Boudica had won decisive victories against the Romans in Colchester, London and St Albans – sacking and burning all before her. Her methods were bloody in an unashamed bid to "sever links" with the wider European community of the day in the first century AD. She was seen as the first person to try and stabilise Britain – for the British, the original Brexiteer. She turned north towards Mancetter to engage Paulinus's army, fresh from his own triumph in Anglesey.

The night before the fateful clash saw the Romans camp at Hartshill Hayes. Paulinus inflicted terrible losses on the Iceni army on the day of the battle.

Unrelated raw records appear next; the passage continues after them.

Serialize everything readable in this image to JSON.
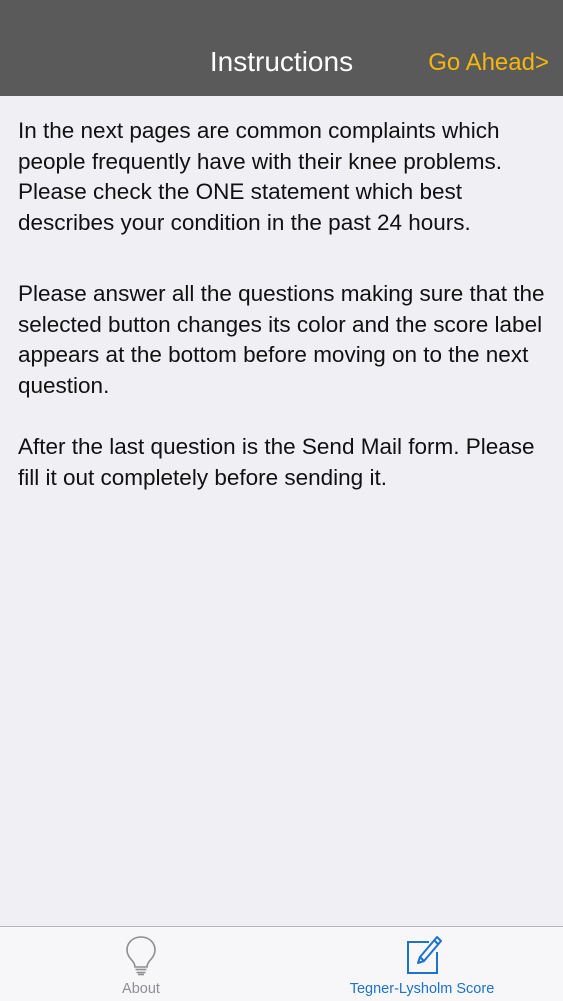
{
  "navbar": {
    "title": "Instructions",
    "right_button": "Go Ahead>"
  },
  "content": {
    "paragraphs": [
      "In the next pages are common complaints which people frequently have with their knee problems. Please check the ONE statement which best describes your condition in the past 24 hours.",
      "Please answer all the questions making sure that the selected button changes its color and the score label appears at the bottom before moving on to the next question.",
      "After the last question is the Send Mail form. Please fill it out completely before sending it."
    ]
  },
  "tabbar": {
    "tabs": [
      {
        "label": "About",
        "icon": "lightbulb-icon",
        "selected": false
      },
      {
        "label": "Tegner-Lysholm Score",
        "icon": "pencil-square-icon",
        "selected": true
      }
    ]
  },
  "colors": {
    "nav_background": "#5a5a5a",
    "accent_yellow": "#f5b70c",
    "tab_selected": "#1d72c9",
    "tab_unselected": "#8e8e93",
    "page_background": "#efeff4"
  }
}
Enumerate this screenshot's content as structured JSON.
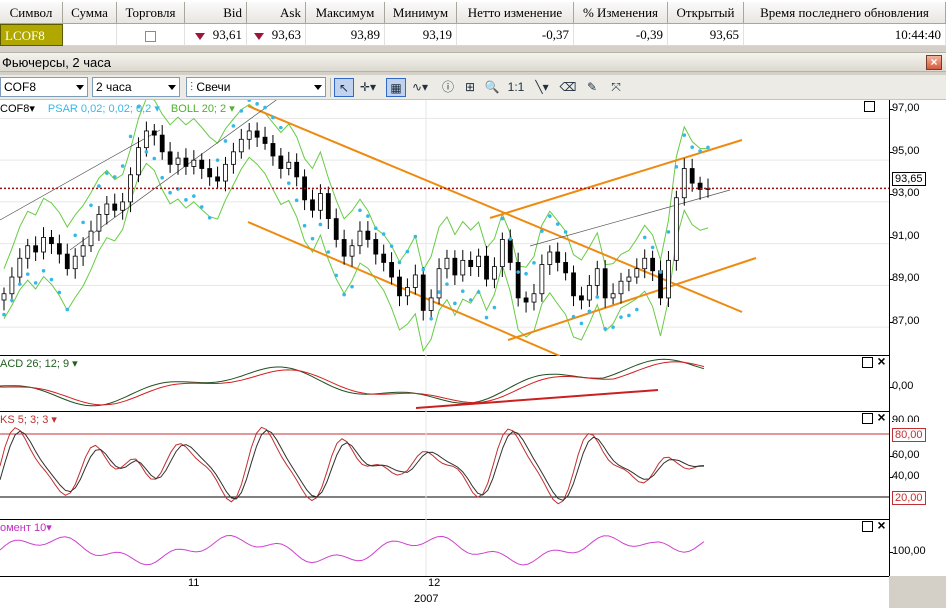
{
  "quotes": {
    "columns": [
      "Символ",
      "Сумма",
      "Торговля",
      "Bid",
      "Ask",
      "Максимум",
      "Минимум",
      "Нетто изменение",
      "% Изменения",
      "Открытый",
      "Время последнего обновления"
    ],
    "row": {
      "symbol": "LCOF8",
      "amount": "",
      "bid": "93,61",
      "ask": "93,63",
      "high": "93,89",
      "low": "93,19",
      "net_change": "-0,37",
      "pct_change": "-0,39",
      "open": "93,65",
      "updated": "10:44:40"
    }
  },
  "window": {
    "title": "Фьючерсы, 2 часа",
    "close_glyph": "×"
  },
  "toolbar": {
    "symbol_combo": "COF8",
    "interval_combo": "2 часа",
    "chart_type_combo": "Свечи",
    "tools": [
      {
        "name": "cursor-tool",
        "glyph": "↖",
        "active": true
      },
      {
        "name": "crosshair-tool",
        "glyph": "✛▾",
        "active": false
      },
      {
        "name": "grid-tool",
        "glyph": "▦",
        "active": true
      },
      {
        "name": "indicators-tool",
        "glyph": "∿▾",
        "active": false
      },
      {
        "name": "info-tool",
        "glyph": "ⓘ",
        "active": false
      },
      {
        "name": "add-object-tool",
        "glyph": "⊞",
        "active": false
      },
      {
        "name": "zoom-tool",
        "glyph": "🔍",
        "active": false
      },
      {
        "name": "scale-tool",
        "glyph": "1:1",
        "active": false
      },
      {
        "name": "line-tool",
        "glyph": "╲▾",
        "active": false
      },
      {
        "name": "eraser-tool",
        "glyph": "⌫",
        "active": false
      },
      {
        "name": "paint-tool",
        "glyph": "✎",
        "active": false
      },
      {
        "name": "fibonacci-tool",
        "glyph": "⤧",
        "active": false
      }
    ]
  },
  "panes": {
    "price": {
      "label_symbol": "COF8▾",
      "label_psar": "PSAR 0,02; 0,02; 0,2 ▾",
      "label_boll": "BOLL 20; 2 ▾",
      "ticks": [
        "97,00",
        "95,00",
        "93,00",
        "91,00",
        "89,00",
        "87,00"
      ],
      "last_price": "93,65"
    },
    "macd": {
      "label": "ACD 26; 12; 9 ▾",
      "ticks": [
        "0,00"
      ]
    },
    "stoch": {
      "label": "KS 5; 3; 3 ▾",
      "ticks": [
        "60,00",
        "40,00",
        "90,00"
      ],
      "upper_tag": "80,00",
      "lower_tag": "20,00"
    },
    "momentum": {
      "label": "омент 10▾",
      "ticks": [
        "100,00"
      ]
    }
  },
  "xaxis": {
    "labels": [
      "11",
      "12"
    ],
    "year": "2007"
  },
  "colors": {
    "candle": "#000000",
    "psar": "#35b8e8",
    "bollinger": "#66cc44",
    "channel": "#ee8a10",
    "macd_main": "#205020",
    "macd_signal": "#d02020",
    "stoch_k": "#c03030",
    "stoch_d": "#303030",
    "momentum": "#d040d0",
    "last_price_line": "#a01010"
  },
  "chart_data": {
    "type": "candlestick",
    "symbol": "COF8",
    "interval": "2 часа",
    "ylim": [
      86,
      97.5
    ],
    "close_series": [
      88.6,
      89.4,
      90.3,
      90.9,
      90.6,
      91.3,
      91.0,
      90.5,
      89.8,
      90.4,
      90.9,
      91.6,
      92.4,
      92.9,
      92.6,
      93.0,
      94.3,
      95.6,
      96.4,
      96.2,
      95.4,
      94.8,
      95.1,
      94.7,
      95.0,
      94.6,
      94.2,
      94.0,
      94.8,
      95.4,
      96.0,
      96.4,
      96.1,
      95.8,
      95.2,
      94.6,
      94.9,
      94.2,
      93.1,
      92.6,
      93.4,
      92.2,
      91.2,
      90.4,
      90.9,
      91.6,
      91.2,
      90.5,
      90.1,
      89.4,
      88.5,
      88.9,
      89.5,
      87.8,
      88.4,
      89.8,
      90.3,
      89.5,
      90.2,
      89.9,
      90.4,
      89.3,
      89.9,
      91.2,
      90.1,
      88.4,
      88.2,
      88.6,
      90.0,
      90.6,
      90.1,
      89.6,
      88.5,
      88.3,
      89.0,
      89.8,
      88.4,
      88.6,
      89.2,
      89.4,
      89.8,
      90.3,
      89.7,
      88.4,
      90.2,
      93.2,
      94.6,
      93.9,
      93.6,
      93.65
    ],
    "notable_points": [
      "last 93,65"
    ]
  }
}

The Tuesday transmission of the programme on Select 5 – a premium channel offering high-quality factual series, intelligent documentaries and must-watch drama – is at 9pm and is also on Sky: 153; Freeview: 54; Virgin Media: 152; Freesat: 133.

It will be repeated at 7 pm on the Saturday following each showing.

Next week the programme pitches up at another of the area's famous battlegrounds – where one king (Richard III) lost his life and his crown as Henry Tudor gained the throne of England and Wales at neighbouring Bosworth Field in 1485.

Some even suggest that the actual battle took place nearer to Atherstone than the site of Bosworth's heritage centre.